CAUSE: Predictive Software to Counter Cyber Attacks
The intelligence community is holding a contest to design software that combs open source data to predict cyber attacks before they occur.
Imagine if IBM’s Watson — the “Jeopardy!” champion supercomputer — could answer not only trivia questions and forecast the weather, but also predict data breaches days before they occur. That is the ambitious, long-term goal of a contest being held by the US intelligence community.
Academics and industry scientists are teaming up to build software that can analyze publicly available data and a specific organization’s network activity to find patterns suggesting the likelihood of an imminent hack.
The dream of the future: A White House supercomputer spitting out forecasts on the probability that, say, China will try to intercept situation room video that day, or that Russia will eavesdrop on Secretary of State John Kerry’s phone conversations with German Chancellor Angela Merkel.
IBM has even expressed interest in the “Cyber-attack Automated Unconventional Sensor Environment,” or CAUSE, project. Big Blue officials presented a basic approach at a Jan. 21 proposers’ day.
CAUSE is the brainchild of the Office for Anticipating Surprise under the director of national intelligence. Current plans call for a four-year race to develop a totally new way of detecting cyber incidents — hours to weeks earlier than intrusion-detection systems, according to the Intelligence Advanced Research Projects Activity.
The project’s cyber-psychic bots will estimate when an intruder might attempt to break into a system or install malicious code. Forecasts also will report when a hacker might flood a network with bogus traffic that freezes operations – a so-called Denial-of-Service attack.
Such computer-driven predictions have worked for anticipating the spread of Ebola, other disease outbreaks and political uprisings.

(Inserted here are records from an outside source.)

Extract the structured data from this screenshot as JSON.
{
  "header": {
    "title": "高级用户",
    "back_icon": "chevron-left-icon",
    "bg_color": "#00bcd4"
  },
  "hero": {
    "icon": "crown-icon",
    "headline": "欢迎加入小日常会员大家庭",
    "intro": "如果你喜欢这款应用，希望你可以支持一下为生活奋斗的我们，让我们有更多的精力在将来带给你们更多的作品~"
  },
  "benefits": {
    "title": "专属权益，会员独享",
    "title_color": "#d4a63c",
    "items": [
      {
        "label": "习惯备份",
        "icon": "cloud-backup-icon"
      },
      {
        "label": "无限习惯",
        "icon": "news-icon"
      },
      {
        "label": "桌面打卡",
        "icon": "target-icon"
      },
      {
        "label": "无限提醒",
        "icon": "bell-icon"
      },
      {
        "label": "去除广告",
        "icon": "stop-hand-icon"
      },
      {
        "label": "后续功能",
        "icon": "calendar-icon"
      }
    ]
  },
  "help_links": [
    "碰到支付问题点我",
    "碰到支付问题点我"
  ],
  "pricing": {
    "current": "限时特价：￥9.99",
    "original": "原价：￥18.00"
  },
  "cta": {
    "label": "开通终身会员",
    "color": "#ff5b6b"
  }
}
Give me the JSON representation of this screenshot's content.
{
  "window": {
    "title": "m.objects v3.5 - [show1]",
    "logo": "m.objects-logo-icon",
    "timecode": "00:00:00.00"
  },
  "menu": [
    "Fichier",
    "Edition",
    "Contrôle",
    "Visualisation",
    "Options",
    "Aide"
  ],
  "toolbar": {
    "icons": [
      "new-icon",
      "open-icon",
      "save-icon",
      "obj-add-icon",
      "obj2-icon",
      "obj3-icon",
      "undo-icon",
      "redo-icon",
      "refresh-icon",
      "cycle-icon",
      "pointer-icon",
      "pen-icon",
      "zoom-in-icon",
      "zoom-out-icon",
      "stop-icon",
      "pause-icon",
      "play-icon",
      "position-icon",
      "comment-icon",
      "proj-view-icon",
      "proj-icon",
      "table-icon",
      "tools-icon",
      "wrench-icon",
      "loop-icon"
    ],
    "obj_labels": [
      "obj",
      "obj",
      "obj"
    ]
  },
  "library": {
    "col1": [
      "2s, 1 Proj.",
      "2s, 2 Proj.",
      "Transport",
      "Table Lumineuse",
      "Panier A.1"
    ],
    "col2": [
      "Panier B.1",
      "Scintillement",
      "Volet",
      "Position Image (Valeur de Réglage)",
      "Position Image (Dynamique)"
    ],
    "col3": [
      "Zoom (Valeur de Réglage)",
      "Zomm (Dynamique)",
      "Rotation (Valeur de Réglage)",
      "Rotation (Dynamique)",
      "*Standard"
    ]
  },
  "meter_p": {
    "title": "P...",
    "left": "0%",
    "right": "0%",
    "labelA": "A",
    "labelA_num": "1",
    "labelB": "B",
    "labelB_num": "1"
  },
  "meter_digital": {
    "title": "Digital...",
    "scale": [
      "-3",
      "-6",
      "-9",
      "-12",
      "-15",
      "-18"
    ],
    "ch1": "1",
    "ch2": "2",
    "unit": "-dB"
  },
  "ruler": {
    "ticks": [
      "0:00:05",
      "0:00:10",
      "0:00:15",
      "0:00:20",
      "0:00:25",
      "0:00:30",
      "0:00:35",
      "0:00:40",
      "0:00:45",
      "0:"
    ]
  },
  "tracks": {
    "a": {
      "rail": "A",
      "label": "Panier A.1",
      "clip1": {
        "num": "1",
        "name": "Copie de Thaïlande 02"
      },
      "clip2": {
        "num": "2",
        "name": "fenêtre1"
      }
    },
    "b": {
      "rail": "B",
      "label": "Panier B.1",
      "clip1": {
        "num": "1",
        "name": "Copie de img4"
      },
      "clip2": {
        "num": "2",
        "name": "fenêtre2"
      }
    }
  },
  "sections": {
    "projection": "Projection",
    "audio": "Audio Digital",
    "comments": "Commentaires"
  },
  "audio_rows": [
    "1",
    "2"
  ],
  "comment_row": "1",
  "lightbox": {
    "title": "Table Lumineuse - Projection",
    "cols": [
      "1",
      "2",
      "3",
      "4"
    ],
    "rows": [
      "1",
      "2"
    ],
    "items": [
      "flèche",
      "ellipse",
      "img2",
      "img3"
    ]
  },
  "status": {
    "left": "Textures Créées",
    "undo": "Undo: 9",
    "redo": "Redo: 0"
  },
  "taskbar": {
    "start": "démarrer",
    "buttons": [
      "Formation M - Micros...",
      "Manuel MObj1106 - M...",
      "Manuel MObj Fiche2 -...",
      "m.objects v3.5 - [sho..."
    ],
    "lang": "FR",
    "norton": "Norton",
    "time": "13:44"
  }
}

But few researchers have used such technology for cyberattack forecasts.
About 150 would-be participants from the private sector and academia showed up for the January informational workshop. Rahmer was tight-lipped about the size of the prize pot, which will be announced later this year. Teams will have to meet various minigoals to pass on to the next round of competition, such as picking data feeds, creating probability formulas and forecasting cyberattacks across multiple organizations.
It’s not an exact science. There will be false alarms. And the human brain must provide some support after the machines do their thing.
Clues might be found on Twitter, Facebook and other social media, as well as online discussions, news feeds, Web searches and many other online platforms. Unconventional sources tapped could include black market storefronts that peddle malware and hacker group-behavior models. AI will do all this work, not people. Machines will try to infer motivations and intentions. Then mathematical formulas, or algorithms, will parse these streams of data to generate likely hits.